Роупер с удовольствием прислушивался к шуму послушного механизма. Мотор работал тихо, спокойно, как швейная машина. Он тянул ровную строчку второй скорости от вершины перевала и обещал довести ее до самой долины. И вдруг привычный стрекот заглох. Роупер повернул ключ зажигания — мотор не заводился, нажал на педаль — тормоза не действовали. Ручной тормоз! Скорее! Но рычаг тормоза висел, как рука мертвеца. Кто-то перерезал трос.

Как только замолк мотор, Роупер, растерявшись, выключил скорость. Теперь спохватился и дернул за круглую головку рычага, надеясь, что машина остановится — ведь ей придется крутить тяжелый мотор. Но колеса уже имели такой разгон, что даже мертвый, тормозящий мотор не мог их остановить.

«Фиат» мчался сверху, как лавина. Он летел вниз, как бомба, сброшенная с самолета. А серпантины вились все круче, все глубже были пропасти, все чаще попадались навстречу нависающие каменные выступы. Еще минута-две этой сумасшедшей гонки — и машина не удержится на повороте, полетит в пропасть или разобьется о скалы.

Замелькали таблички, на которых значилось, что через каждые двести метров — площадки для отдыха. На таких площадках туристы останавливают машины, любуются ландшафтом, расстилающимся внизу. Роупер не замечал площадок. Знал одно: надо обогнуть этот выступ. Трах! — выступ остался позади, а машина уже повисает над обрывом, над километром голубого воздуха. Право руля! И снова скала, и снова километры голубого простора под передними колесами. Сердце его остановилось. Он неистово вертел баранку руля. Вправо, влево, еще левее, опять вправо...

Если бы навстречу попалась машина, Роупер, наверно, не сумел бы ее объехать. Если бы кто-нибудь решил отдохнуть на одной из площадок, через которые пролетал обезумевший «фиат»,— человек нашел бы там свой отдых навеки.

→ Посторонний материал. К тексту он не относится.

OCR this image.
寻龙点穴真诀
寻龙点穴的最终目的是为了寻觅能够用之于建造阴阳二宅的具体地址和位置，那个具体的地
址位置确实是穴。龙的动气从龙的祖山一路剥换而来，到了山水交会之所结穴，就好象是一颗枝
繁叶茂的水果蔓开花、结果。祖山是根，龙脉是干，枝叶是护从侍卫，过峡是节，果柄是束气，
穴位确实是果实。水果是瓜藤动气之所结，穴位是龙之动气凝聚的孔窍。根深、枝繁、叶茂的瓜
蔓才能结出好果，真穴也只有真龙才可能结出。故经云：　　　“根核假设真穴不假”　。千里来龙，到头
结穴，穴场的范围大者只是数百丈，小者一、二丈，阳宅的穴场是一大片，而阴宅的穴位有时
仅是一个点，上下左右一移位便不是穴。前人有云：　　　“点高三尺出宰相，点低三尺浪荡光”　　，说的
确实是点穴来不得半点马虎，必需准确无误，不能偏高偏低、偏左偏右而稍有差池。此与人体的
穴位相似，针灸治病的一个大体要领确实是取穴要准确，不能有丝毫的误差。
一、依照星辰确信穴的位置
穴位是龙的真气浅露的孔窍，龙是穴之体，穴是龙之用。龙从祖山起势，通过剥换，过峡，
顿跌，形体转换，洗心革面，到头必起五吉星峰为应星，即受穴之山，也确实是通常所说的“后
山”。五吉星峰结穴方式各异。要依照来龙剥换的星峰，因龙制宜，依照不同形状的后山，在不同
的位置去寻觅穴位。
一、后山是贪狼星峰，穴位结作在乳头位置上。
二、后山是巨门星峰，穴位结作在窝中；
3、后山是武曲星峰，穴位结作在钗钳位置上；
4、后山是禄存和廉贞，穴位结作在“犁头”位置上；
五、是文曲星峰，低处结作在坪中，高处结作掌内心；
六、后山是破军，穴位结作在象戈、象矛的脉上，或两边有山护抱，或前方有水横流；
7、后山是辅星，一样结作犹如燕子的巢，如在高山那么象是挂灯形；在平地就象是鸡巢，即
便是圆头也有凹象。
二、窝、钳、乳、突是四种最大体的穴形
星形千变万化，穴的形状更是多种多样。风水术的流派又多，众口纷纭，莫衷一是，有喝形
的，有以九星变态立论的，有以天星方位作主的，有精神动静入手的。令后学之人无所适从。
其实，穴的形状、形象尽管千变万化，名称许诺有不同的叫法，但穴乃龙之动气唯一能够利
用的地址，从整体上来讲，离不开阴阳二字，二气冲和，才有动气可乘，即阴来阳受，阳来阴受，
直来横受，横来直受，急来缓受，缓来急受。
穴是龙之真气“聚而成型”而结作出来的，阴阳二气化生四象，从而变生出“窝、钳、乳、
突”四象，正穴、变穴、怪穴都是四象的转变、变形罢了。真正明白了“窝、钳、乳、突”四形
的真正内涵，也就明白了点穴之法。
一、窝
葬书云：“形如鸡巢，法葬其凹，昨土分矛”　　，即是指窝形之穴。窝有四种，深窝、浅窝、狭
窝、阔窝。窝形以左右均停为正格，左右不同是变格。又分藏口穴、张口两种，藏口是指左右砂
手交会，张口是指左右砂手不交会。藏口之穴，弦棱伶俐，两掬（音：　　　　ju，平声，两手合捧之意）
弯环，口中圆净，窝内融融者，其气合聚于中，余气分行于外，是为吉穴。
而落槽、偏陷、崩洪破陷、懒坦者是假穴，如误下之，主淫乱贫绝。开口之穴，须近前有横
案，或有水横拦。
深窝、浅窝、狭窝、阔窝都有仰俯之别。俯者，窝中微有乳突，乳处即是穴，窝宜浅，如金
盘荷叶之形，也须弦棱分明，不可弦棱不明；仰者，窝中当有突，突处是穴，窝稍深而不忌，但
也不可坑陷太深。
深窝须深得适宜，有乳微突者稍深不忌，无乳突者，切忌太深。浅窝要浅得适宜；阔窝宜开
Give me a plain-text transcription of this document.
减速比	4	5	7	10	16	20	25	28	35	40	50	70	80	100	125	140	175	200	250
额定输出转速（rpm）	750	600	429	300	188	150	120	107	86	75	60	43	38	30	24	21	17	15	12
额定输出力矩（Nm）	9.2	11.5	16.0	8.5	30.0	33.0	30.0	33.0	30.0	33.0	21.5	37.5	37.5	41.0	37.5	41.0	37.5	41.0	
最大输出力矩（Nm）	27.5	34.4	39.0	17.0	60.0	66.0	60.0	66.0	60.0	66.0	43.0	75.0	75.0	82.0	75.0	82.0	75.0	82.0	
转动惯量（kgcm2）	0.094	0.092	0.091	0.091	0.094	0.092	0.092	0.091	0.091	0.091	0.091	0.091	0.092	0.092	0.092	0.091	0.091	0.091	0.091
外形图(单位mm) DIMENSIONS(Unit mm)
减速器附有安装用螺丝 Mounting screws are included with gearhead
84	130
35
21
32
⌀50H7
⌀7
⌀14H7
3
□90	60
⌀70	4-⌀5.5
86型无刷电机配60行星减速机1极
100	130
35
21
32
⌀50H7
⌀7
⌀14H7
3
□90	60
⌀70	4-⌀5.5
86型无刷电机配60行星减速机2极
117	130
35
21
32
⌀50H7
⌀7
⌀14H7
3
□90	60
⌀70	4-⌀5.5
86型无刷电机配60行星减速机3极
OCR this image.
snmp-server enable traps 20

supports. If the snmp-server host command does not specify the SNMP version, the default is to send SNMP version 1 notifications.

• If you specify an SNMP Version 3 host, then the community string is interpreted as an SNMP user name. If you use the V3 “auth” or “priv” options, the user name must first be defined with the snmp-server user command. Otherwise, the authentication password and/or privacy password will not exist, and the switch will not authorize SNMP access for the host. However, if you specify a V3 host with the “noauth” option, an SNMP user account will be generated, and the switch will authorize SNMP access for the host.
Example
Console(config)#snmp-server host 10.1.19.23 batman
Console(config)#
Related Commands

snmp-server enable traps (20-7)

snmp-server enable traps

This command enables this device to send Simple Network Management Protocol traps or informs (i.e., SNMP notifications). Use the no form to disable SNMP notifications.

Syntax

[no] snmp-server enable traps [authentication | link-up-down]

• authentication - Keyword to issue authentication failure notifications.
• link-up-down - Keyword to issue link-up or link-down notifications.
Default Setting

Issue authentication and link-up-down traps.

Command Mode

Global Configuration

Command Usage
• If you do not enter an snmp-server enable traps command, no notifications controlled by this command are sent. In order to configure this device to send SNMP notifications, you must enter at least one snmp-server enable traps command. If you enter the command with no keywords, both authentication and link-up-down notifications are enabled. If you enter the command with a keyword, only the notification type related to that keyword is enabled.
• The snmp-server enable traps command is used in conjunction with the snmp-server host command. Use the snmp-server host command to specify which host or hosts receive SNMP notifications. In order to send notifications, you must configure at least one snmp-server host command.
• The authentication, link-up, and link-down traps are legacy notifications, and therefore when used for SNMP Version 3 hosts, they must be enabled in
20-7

Роупер почти лежал на руле. Он сжал челюсти, руки его не знали усталости. Значит, Скорцени боится, что Альпийский редут действительно возникнет из ничего и ему опять придется рисковать жизнью. Какая глупость!..

Несколько немецких солдат, вооруженных короткими итальянскими карабинами, сгоняли в табун лошадей. Они были спокойны. Эти конюхи, одетые в мундиры, гнали табун словно не по опасным альпийским серпантинам, а по зеленым горам Тюрингии, на пастбище.

Что это за кони? Украденные в Италии тосканские рысаки или отобранные у югославских крестьян верные помощники в их тяжелой работе? Роупера не интересовали такие вопросы. Руки его сразу же повернули руль вправо, направили машину прямо в центр табуна. Горное эхо разнесло визг и ржанье, плач гнедых, серых, белых и буланых, которые умирали за человека — покорно, без сопротивления, без попыток защититься.

Пробив кровавую дорогу, изувеченная машина остановилась на краю площадки. Испуганные, бледные солдаты бросились к ней, размахивая карабинами. Из-за руля навстречу им поднялся высокий эсэсовский офицер. Лицо его было залито кровью — своей или конской, кто разберет! Эсэсовец качался на тонких ногах, как пьяный. В руках у него был громадный автоматический пистолет одиннадцатимиллиметрового калибра. Такой пистолет делает в теле человека дырки — хоть кулак просовывай. Солдаты остановились.

— У меня отказал мотор,— хрипло сказал оберштурмбанфюрер.— Отказали тормоза. Мне нужно две лошади. Для меня и для ценного груза государственного значения. Хайль Гитлер!

— Хайль! — вяло ответили солдаты.

Лошади только захрапели, когда к ним приблизился Роупер.

НАРУШЕНИЕ ТРАДИЦИОННОГО НЕЙТРАЛИТЕТА

Вчера Франтишек Сливка нашел в голом черном лесу первый подснежник. Это был обыкновенный подснежник, какие растут по всей. Европе,— зеленая сочная ножка, три белых лепестка, из-под которых выглядывают еще три по-меньше, а посредине желтые, как солнце, тычинки.